Satnam Narang, Senior Staff Research Engineer at Tenable, confirmed that this release is the second-largest Patch Tuesday in Microsoft's history by CVE count, narrowly behind the October 2025 release. Patching fatigue is a real concern for security teams, but a release of this scale demands structured triage: prioritize actively exploited vulnerabilities and those rated "exploitation more likely" first, then work through the remainder by exposure and criticality.

Adobe Also Ships Major Security Update

Coinciding with Microsoft's release, Adobe published fixes for more than 50 vulnerabilities spanning 11 products as part of its own April 2026 security update cycle. Organizations running Adobe software alongside Microsoft products should incorporate these patches into the same emergency patching window where possible to reduce the overall remediation timeline.

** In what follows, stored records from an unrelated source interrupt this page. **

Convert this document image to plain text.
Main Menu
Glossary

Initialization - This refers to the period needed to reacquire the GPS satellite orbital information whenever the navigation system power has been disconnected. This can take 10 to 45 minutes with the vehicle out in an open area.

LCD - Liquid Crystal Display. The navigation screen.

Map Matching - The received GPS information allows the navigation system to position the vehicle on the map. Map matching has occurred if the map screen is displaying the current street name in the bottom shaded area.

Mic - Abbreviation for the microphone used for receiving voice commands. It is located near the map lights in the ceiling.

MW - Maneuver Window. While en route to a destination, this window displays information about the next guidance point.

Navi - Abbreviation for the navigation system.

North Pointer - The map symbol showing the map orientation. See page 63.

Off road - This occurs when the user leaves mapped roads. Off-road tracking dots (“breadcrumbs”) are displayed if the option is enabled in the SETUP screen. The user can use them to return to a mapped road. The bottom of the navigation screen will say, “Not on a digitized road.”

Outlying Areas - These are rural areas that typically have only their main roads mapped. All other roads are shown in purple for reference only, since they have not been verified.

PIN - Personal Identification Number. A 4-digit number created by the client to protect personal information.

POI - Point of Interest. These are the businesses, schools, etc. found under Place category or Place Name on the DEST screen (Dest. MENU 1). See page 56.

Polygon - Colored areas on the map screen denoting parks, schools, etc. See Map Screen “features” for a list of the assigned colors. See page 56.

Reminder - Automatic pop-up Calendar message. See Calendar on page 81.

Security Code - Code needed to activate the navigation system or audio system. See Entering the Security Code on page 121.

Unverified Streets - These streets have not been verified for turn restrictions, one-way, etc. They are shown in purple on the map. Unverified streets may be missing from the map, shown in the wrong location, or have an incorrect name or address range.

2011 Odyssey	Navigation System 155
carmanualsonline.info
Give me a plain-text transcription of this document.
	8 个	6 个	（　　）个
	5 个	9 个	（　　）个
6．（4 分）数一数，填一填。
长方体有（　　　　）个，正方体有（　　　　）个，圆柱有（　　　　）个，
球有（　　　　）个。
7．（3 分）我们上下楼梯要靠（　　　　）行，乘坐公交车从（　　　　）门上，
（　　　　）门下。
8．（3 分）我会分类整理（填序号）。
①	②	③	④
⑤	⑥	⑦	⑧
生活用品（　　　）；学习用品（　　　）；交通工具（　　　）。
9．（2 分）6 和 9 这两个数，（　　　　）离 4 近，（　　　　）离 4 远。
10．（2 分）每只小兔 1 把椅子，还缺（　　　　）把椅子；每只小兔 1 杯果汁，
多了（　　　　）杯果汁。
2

Conclusion: Prioritize Now, Especially SharePoint

April 2026's Patch Tuesday demands immediate attention from every security and IT operations team. The active exploitation of CVE-2026-32201 in SharePoint, combined with the public disclosure of CVE-2026-33825 (BlueHammer) in Microsoft Defender and 17 additional high-risk vulnerabilities, creates a dense and urgent remediation workload.

Start with SharePoint Server — apply the patch, check CISA's KEV catalog for guidance, and review network logs for indicators of exploitation. Then move to Defender and the broader Windows component stack. With 165 CVEs in a single release, there is no room for delay on the highest-severity items. Use vendor CVSS scores and Microsoft's own exploitability ratings as your triage framework, and treat the April 28 federal deadline as a hard target for your own patching timeline.